Bind Trees: A deduplication friendly alternative to De Brujin Indicies.
Used in [Disp]
The current most well known way of representing the lambda calculus is De Brujin Indicies.
This is where you have 3 variants of a term:
Var(Number)
- Number represents how many layers of abstraction (lambdas) the variable is away from its intended bindingApp(Term, ...)
- Application is a list of TermsLam(Term)
- Lambda represents an abstraction point
An example of what this might look like for common equations:
λx . x
=Lam(Var(1))
λx. λy. x
=Lam(Lam(Var(2)))
λx. (x (λx . λy . x) (λx . λy . y))
=Lam(App(Var(1), Lam(Lam(Var(1))), Lam(Lam(Var(2)))))

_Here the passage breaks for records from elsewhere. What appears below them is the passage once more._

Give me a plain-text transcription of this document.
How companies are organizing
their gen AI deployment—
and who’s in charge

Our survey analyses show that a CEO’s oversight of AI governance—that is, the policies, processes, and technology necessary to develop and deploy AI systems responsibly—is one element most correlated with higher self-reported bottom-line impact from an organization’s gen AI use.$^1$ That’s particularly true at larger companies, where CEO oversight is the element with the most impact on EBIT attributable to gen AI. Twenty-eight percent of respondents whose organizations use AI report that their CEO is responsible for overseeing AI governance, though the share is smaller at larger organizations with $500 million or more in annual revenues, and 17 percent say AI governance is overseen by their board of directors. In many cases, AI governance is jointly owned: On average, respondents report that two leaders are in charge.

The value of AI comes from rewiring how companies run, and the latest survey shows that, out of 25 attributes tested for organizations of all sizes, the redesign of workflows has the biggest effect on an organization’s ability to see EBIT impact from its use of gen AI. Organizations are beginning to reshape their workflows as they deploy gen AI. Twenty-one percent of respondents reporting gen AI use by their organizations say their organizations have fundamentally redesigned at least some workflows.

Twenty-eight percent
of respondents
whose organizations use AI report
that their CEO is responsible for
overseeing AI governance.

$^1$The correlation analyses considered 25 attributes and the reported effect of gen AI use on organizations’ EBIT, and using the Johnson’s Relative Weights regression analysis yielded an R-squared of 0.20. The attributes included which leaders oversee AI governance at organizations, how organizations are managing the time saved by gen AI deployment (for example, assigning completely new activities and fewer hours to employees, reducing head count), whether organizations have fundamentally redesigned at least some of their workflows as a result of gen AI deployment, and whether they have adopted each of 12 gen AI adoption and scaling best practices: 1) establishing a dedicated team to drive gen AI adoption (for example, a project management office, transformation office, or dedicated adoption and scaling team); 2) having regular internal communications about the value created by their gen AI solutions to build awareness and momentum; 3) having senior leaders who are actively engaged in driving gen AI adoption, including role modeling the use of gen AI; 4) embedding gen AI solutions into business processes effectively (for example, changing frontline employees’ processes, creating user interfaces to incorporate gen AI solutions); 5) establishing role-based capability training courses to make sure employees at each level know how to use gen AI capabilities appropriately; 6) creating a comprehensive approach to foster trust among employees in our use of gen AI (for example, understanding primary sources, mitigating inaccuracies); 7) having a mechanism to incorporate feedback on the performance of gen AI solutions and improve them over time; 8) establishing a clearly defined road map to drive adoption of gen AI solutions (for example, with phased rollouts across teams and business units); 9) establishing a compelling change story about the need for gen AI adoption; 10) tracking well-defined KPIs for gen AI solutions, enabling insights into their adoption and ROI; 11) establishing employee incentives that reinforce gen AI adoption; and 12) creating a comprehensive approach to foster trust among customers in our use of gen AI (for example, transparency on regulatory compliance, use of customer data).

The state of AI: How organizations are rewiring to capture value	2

For Disp, I have devised an alternative method that doesn't require integers (and thus is not limited by encoding constraints)
Disp has the same 3 variants of Term:
Var
App(Term, Term)
Lam(Binding, Term)
In addition to a construct Binding:
None
End
Branch(Binding, Binding)
In fact, the Binding datastructure can be repurposed from the Term datastructure.
(End = Var, None = Lam(Var, Var), Branch(Binding, Binding) = App(Term, Term))
Common equation examples of this structure might look like:
λx . x
=Lam(Var, Var)
λx. λy. x
=Lam(Var, Lam(None, Var))
λx. (x (λx . λy . y) (λx . λy . x))
=Lam(Branch(Branch(End, None), None), App( App( Var, Lam(None, Lam(Var, Var)) ), Lam(Var, Lam(None, Var)) )
As opposed to De Brujin indices where the variables "point" to their corresponding lambda abstractions, with Bind Trees, the lambda terms carry an auxiliary datastructure specifying exactly which Variables should be replaced.
In addition when it comes to storage and integration with Dither, these lambda expressions are identified by hash which gives a datastructure like this:
Var
App(Hash, Hash)
Lam(Hash, Hash)